Un livre palpitant et déchirant comme un hommage profond à l’éditeur hors du commun que fut Jean-Jacques Pauvert et parallèlement, une très grande histoire d’amour….unique et des plus atypiques. Pas de voyeurisme. Une ode à l’Amour, aux Livres et aux métiers d’éditeur et d’écrivain !...



Brigitte Lozerec’h raconte avec talent , respect, admiration et sincérité , quarante années d’un tumultueux compagnonnage amoureux et intellectuel avec Jean-Jacques Pauvert... Elle en sera la dernière épouse.



Sans rien savoir de cette publication, j’ai été, dans une premier élan, spontanément attirée à la fois par le jeu de mots du titre et ce dessin éloquent de la couverture, représentant une bibliothèque… et par n’importe laquelle , puisqu’il s’agit de celle de l’éditeur, Jean-Jacques Pauvert… dessinée par l’auteure …



Là aussi , pas une auteure parmi d’autres, mais la dernière compagne de l’éditeur ; Brigitte Lozerec’h, qui le connut à l’âge de 30 ans, lui apportant son premier texte, qui se trouvait être un texte des plus délicats, retraçant des secrets familiaux honteux, au sein d’une famille nombreuse, bretonne, catholique, !très rigide quant à la bienséance et aux apparences qu’il faut maintenir à n’importe quel prix, même au prix d’une enfance massacrée.



Brigitte Lozerec’h découvrit le nom de cet éditeur « sulfureux », quand ce dernier publia et défendit Albertine Sarazin…Elle avait vingt-ans… Plus tard, l’auteure proposa son premier texte à trois éditeurs dont J.J. Pauvert !...

Je venais de débuter ma carrière de libraire depuis un plus d’une année lorsque j’ai lu ce premier texte de Brigitte Lozerec’h (1982) avec malaise et révolte… « L’Intérimaire »… Il fut parmi les premiers textes à aborder la tragique réalité de l’Inceste…



Ce que j’apprends, en premier, dans ce récit autobiographique… c’est tout le travail d’accompagnement, de réécriture que fit Pauvert auprès de sa « jeune auteure » à laquelle il croit fortement…

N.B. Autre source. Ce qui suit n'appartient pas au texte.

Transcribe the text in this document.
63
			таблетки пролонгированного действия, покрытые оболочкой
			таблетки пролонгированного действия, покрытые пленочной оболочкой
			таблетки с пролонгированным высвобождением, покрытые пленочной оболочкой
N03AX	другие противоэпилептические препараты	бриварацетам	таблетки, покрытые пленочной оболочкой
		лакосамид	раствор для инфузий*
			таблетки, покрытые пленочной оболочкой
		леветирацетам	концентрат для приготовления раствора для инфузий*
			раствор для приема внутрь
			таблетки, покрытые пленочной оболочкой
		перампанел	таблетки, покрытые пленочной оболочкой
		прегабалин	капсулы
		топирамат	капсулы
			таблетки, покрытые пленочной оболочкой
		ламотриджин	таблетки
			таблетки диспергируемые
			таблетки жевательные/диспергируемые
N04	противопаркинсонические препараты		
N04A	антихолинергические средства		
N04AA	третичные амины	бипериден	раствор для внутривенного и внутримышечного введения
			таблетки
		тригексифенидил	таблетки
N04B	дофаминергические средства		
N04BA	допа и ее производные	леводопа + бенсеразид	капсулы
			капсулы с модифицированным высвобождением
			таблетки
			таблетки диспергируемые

S’ensuivent une histoire passionnelle de sept ans avec la complicité intellectuelle, les discussions sur les livres, les corrections, remaniements multiples à apporter au manuscrit, et enfin, la publication de « L’Intérimaire », un succès énorme de librairie, la promotion de ce livre qui faillit être adapté au cinéma par Maurice Pialat… la séparation ultérieure, avec la venue d’une autre femme.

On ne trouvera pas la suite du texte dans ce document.